HOW TO: Optimizing Aculab Cloud Platform Usage in Outbound Dialling
Aculab Cloud provides you with the means to make outbound calls for just about any purpose. Using Aculab Cloud’s simple, high-level APIs to launch outbound calls, numbers can be manually or automatically dialled, and what happens during and after call set-up can be controlled by the application. For example, an answering machine can be detected, using what’s called call progress analysis, whereupon the system will wait for the tone or ‘beep’, before playing a message or otherwise interacting with the called party’s device.
But what about those calls that don’t connect and are reported back as ‘busy’ or ‘unobtainable’, or classed as ‘no answer’? Those short calls are still billed at 1 cent per minute. You’d be forgiven for wishing there was a way to optimize that situation so that your platform usage could be minimized in relation to non-completed or short duration connected calls.
The good news is, there is a way!
When designing your outbound call application, instead of thinking of it as a phone call, think of it as an application with a lifetime of multiple calls. To begin with, instead of passing the number to dial as a parameter, consider pulling those parameters from a database or web service within the application. That minimizes the number of arguments and also generalizes a bit more, so to speak, your outbound application.
Once you have your application pulling arguments for the outbound call from a database (i.e., phone number, text or wave file to play, or call flow), the next thing to do is to make the application loop. Why make it loop? Well, if the phone number you retrieved and dialled was busy, and that took only five seconds to figure out and update in your database, you still have 55 paid for seconds with which to play! So, loop back to the start of your application and grab another phone number to dial and get its call flow. Then make that call and keep doing that until there are no remaining phone calls to make. Once there are no more phone calls to make, exit the application.

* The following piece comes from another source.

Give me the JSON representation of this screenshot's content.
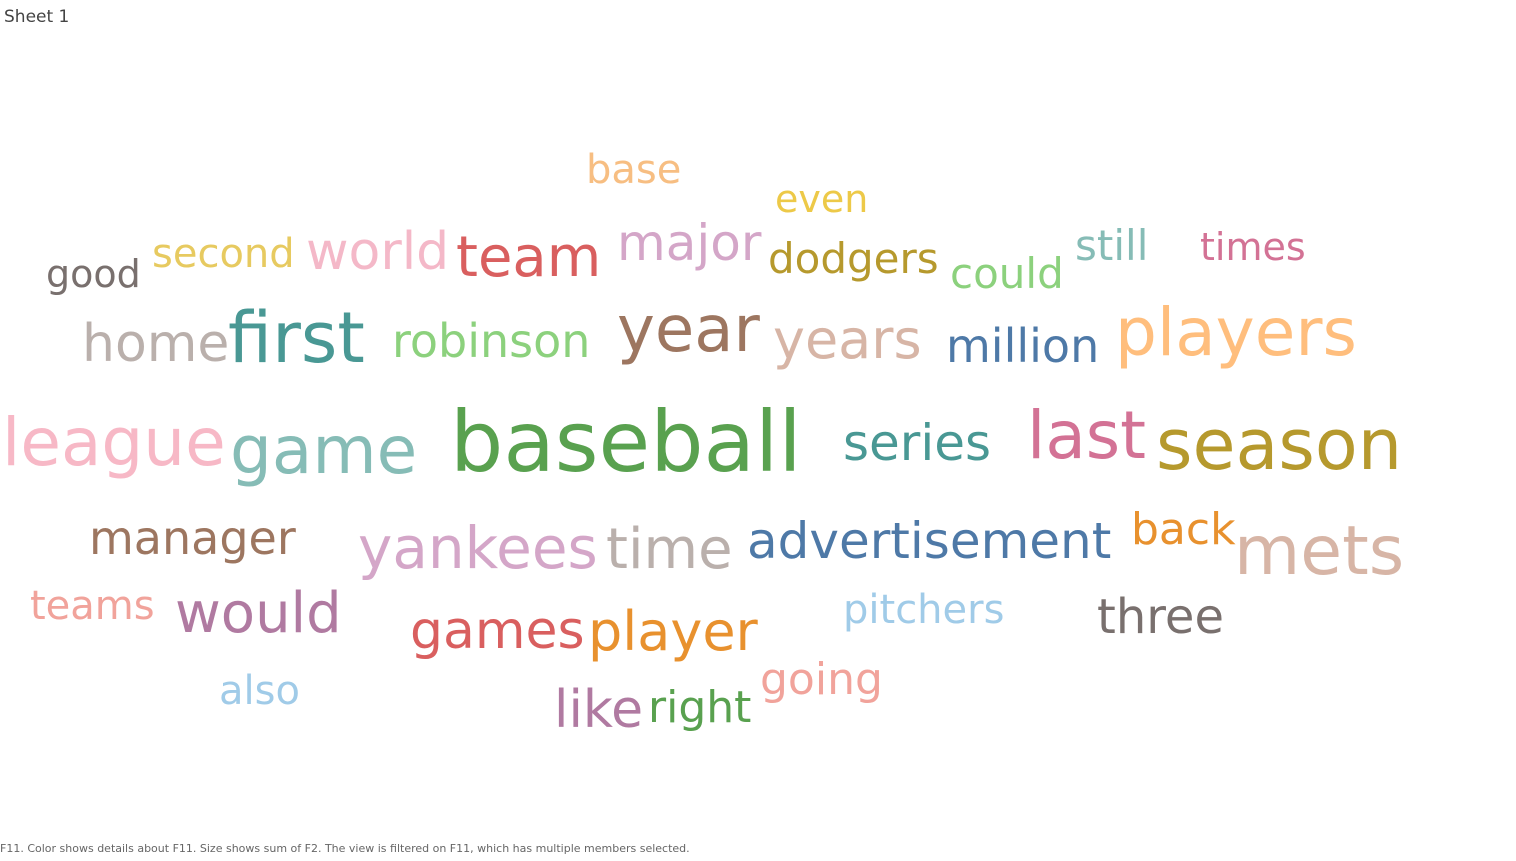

The natural result of following the above steps is that you will have saved a lot of application time. That’s good! But what if you have a system that needs to make 50,000 calls? If you’ve followed what you’ve just read, you will not allow your application to launch 50,000 instances. Because of the looping technique, you will instead launch say, 1000 applications, and each of those 1000 application instances will make an average of 50 calls.
Note that the number of applications launched vs. the number of calls made per application (or per campaign) is up to the application that launches the calls.

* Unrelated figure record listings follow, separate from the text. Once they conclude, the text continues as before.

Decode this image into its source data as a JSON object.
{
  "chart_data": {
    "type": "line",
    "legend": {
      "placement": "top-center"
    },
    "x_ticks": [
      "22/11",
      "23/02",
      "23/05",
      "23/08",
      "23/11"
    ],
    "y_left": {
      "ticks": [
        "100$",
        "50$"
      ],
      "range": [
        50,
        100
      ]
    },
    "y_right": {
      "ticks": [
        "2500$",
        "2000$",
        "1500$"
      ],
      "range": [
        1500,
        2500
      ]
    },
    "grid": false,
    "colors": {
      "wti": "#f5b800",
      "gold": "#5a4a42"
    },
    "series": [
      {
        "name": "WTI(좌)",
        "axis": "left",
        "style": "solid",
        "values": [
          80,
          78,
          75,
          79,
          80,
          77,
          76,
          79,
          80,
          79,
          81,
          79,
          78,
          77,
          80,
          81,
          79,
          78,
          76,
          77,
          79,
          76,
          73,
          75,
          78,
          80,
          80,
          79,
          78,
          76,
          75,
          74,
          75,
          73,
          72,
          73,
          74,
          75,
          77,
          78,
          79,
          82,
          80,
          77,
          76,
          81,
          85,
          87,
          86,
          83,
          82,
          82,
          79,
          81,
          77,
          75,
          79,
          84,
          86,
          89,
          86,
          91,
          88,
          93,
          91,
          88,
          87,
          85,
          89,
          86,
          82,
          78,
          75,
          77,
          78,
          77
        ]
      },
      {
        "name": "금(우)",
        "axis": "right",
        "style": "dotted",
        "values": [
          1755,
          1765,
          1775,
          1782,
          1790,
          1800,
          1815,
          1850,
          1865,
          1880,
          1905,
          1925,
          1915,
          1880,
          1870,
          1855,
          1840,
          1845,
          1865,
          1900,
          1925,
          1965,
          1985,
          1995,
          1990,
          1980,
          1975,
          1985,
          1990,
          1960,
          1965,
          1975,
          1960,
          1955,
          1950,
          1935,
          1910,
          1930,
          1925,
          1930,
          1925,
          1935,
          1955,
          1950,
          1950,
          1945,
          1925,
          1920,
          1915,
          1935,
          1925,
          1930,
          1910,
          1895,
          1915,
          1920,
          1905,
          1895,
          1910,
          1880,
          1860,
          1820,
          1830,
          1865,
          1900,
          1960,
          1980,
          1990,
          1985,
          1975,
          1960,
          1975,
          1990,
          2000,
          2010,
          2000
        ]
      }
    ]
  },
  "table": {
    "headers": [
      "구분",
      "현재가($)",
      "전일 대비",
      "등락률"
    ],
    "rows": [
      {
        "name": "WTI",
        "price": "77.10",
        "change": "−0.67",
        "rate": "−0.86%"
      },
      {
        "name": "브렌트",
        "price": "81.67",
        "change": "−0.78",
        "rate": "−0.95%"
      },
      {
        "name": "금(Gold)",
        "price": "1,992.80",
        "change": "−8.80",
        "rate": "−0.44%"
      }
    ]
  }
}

That will get you so far, but if you are now asking if there is an alternative to launching 1000 application instances, your thinking is along the right lines and you’re asking a good question. It does seem like a waste to make 1000 separate web services calls (for that’s how you start outbound applications!). And the answer is…
Create an outbound call application that launches any number of application instances you care to specify. That can be a single application or 1000 simultaneous instances. In terms of Aculab Cloud, all you need to do is to specify the number of instances of a specific application and the appropriate resources will scale up to that number and the resultant calls will be distributed to your application servers.
A single outbound application launches ‘n’ dial-out application instances, each of which in turn makes ‘x’ outbound calls.